Phase II.4: Konkretisierung der Planung

Ziel von Phase II.4:

Vorliegen eines realisierbaren Planungskonzepts mit einer tragfähigen Finanzierung eines Nutzers/Betreibers oder eines Planungskonzepts zur Eigennutzung, mit einer Entscheidung zur Entwicklungsform.

a) Entwicklungsform, Planungs- und Vermarktungswege

  • Diskussion und Entscheidung der Entwicklungsform:
    Eigenregie der Gemeinde, Kooperation mit Partnern, Verpachtung in Erbpacht, Verkauf;
    vertragliche Bestimmungen zur Erschwerung imageschädigender Entwicklungen:
    Nutzungsausschlüsse, Baugebote, Rückfallklauseln, Vorkaufsrechte bei Weiterverkauf.
  • Diskussion und Entscheidung zu verschiedenen Planungs- und Vermarktungswegen:
    Realisierungswettbewerb (ggf. mit Ideenteil), Mehrfachbeauftragung (ggf. mit Workshopverfahren), Investorenwettbewerb, Investorensuche etc.
  • Einigung über weiteres Vorgehen zur Sicherung der Umsetzung und Projektqualität.

b) Durchführung des ausgewählten Vorgehens

  • Auswertung und Bewertung von Konzepten und Angeboten je nach Art des Vorgehens (mindestens Skizzenentwürfe und Investitionsangebote) mit Empfehlungen der Projektgruppe.

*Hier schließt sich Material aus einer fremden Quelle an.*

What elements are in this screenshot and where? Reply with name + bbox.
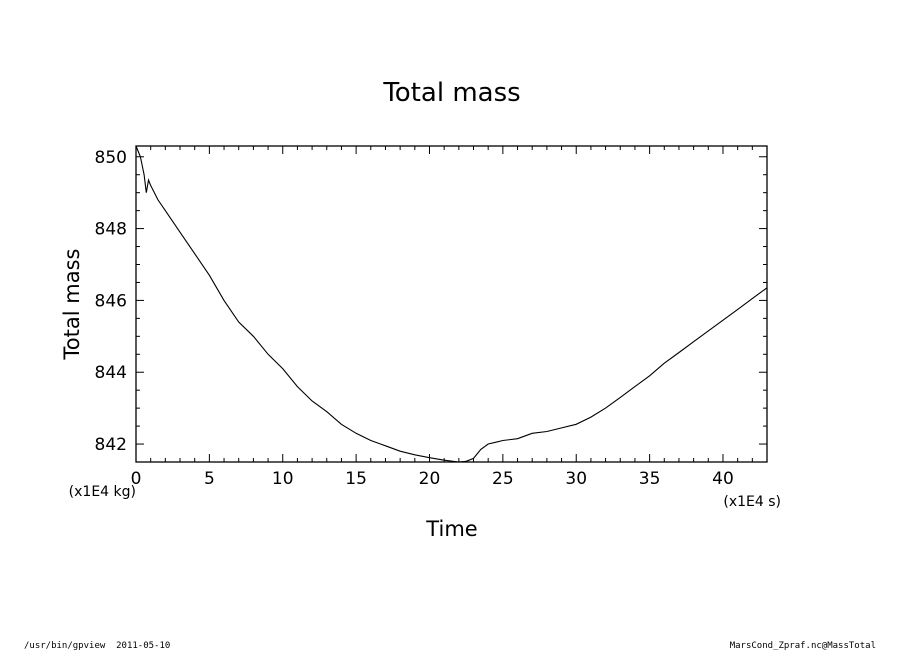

c) Entscheidung umzusetzendes Konzept, weiteres Vorgehen

  • Entscheidung über das umzusetzende Konzept und weitere Vorgehen durch die Entscheidungsgremien der Kirchengemeinden.
    Abstimmung mit den übergeordneten kirchlichen Körperschaften (Genehmigung).

 

Mögliche Gesamtdauer der Untersuchung (PhaseII.1–4): ca. 30 Wochen, zzgl. ca. 10 Wochen Vorbereitungsphase (konfliktarm, netto: ohne Ferien, Feiertagspausen etc.).